Trata-se da mesma que aparece na capa da edição da amazon.com.br do meu romance A Casa Amarela, uma recriação da casa onde Olivar Cunha nasceu. Aos 15 anos, em 1967, o pintor expôs pela primeira vez, em Macapá. Uma madrugada, um marchand francês acordou todo mundo na Casa Amarela porque teria que viajar para a França naquela manhã e queria porque queria levar alguns quadros do Olivar Cunha, e levou o que estava disponível. 

Nas décadas de 1970/1980, o artista mudou-se para Belém do Pará, quando produziu algumas dezenas de telas que o colocam como um dos mais importantes artistas plásticos contemporâneos: seus mendigos do Guamá, subúrbio da Cidade das Mangueiras, são tão chocantes quanto a colonização do Inferno Verde, que explode na ignorância e na fome, como pedrada na cara.

Depois de morar no Rio de Janeiro, onde estudou no Parque Lage, nos anos de 1990, consolidou sua posição como um dos grandes expressionistas contemporâneos com a série de animais agonizando no esgoto das grandes cidades, como na impressionante acrílica sobre tela Tuiuiú Crucificado, uma ave da Amazônia e do Pantanal crucificada sobre o esgoto em que teima se transformar a baía da Guanabara. 

Tuiuiú Crucificado é, talvez, o berro mais fovista, o grito mais expressionista de Olivar Cunha.
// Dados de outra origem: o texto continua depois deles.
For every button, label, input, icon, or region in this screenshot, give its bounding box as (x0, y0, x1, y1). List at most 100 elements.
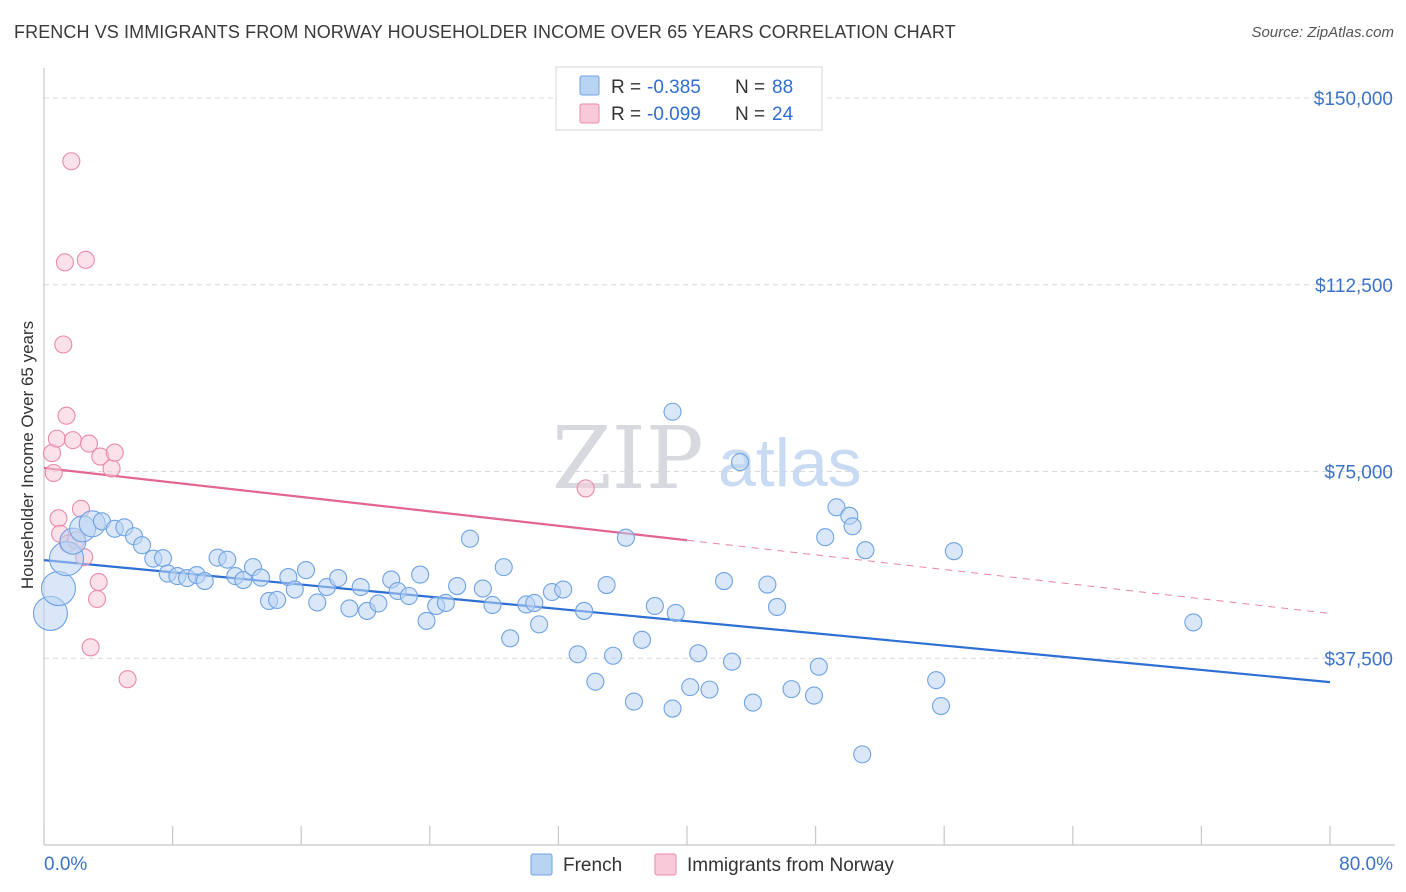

Ele a pintou em três meses, em 1992, em Jacaraípe/ES. Trata-se de uma acrílica sobre tela, em espátula e pincel, de 120 cm por 100 cm. Pertence à fase que o pintor chama de Habitat Transform, desenvolvida no Rio de Janeiro/RJ e em Jacaraípe/ES, após pesquisa sobre a devastação da flora e da fauna do Pará, do Amapá e do Pantanal.
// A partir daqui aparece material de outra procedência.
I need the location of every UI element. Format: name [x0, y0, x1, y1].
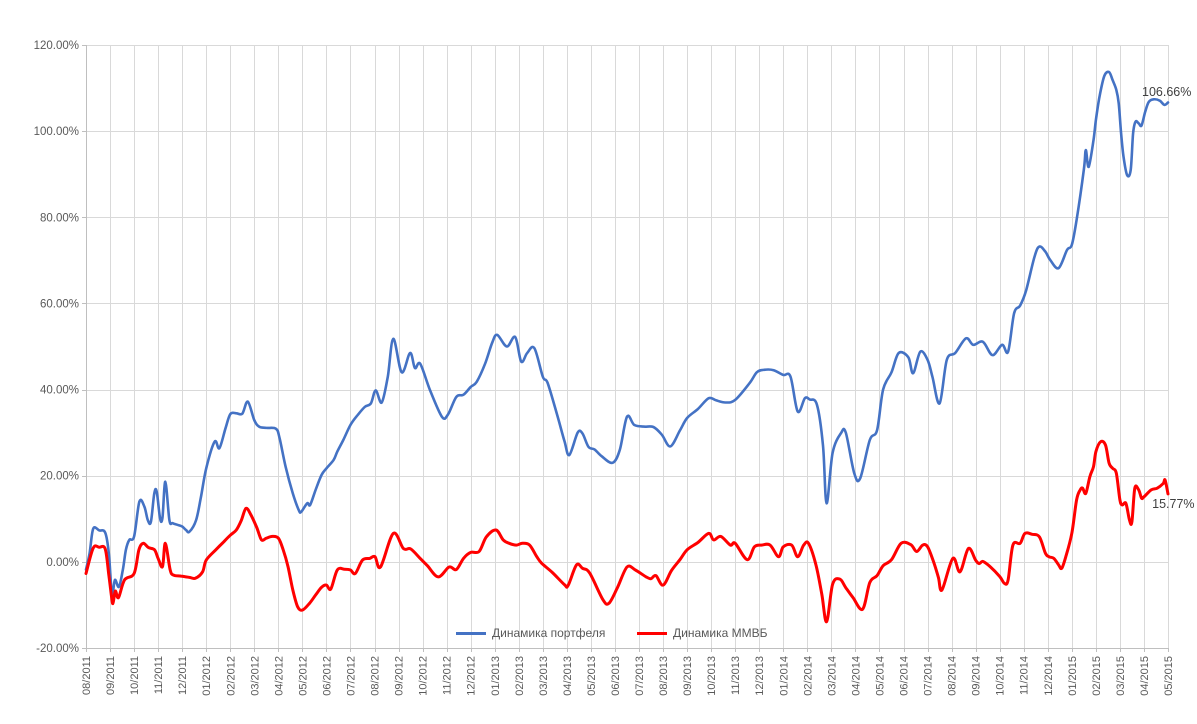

A Amazônia é recriada na espátula do pintor à base de espilantol, o princípio ativo do jambu, indicador de que o gênio pinta, na verdade, a alma das suas criaturas, sejam elas pessoas ou paisagens. Assim, as telas de Olivar Cunha gritam como o coração das trevas, mas também pulsam no rio da tarde, prenhes do perfume dos jasmineiros noturnos.

O artista dá à luz à Amazônia eternamente viva, à Hileia que só os caboclos entendem – os apreciadores de merengue, de tacacá, de mapará assado na brasa servido com pirão de açaí, os que se emocionam com o trotar da mulher amazônida no calor equatorial, o mergulho no rio que deságua na tarde, os segredos que se encerram em Macapá, Belém, Mosqueiro, Salinas, Caiena…

As passarelas nos subúrbios das cidades amazônicas, as naturezas mortas, detalhes da Fortaleza de São José de Macapá, as Lavadeiras do Sol, o rio, pulsam na paleta, nas telas, nas ruas, no trópico de Olivar Cunha.

Hoje, o artista vive no paradisíaco Jacaraípe, distrito atlântico no município de Serra, na grande Vitória, onde se consolida também como restaurador, recuperando obras sacras de igrejas da região, pois, no Rio, ainda, Olivar Cunha fez curso de restauração no Museu Nacional de Belas Artes.

Cidadão de Cachoeiro de Itapemirim/ES, Olivar Cunha mantém um ateliê em Conduru, distrito de Cachoeiro. Entre as imagens de santo que vem restaurando, recuperou o acervo de Santa Rita de Cássia, cultuada em Cachoeiro. Assim, o Museu Roberto Carlos, em Cachoeiro, terá uma surpresa em 22 de maio, quando a cidade se engalana para homenagear a santa.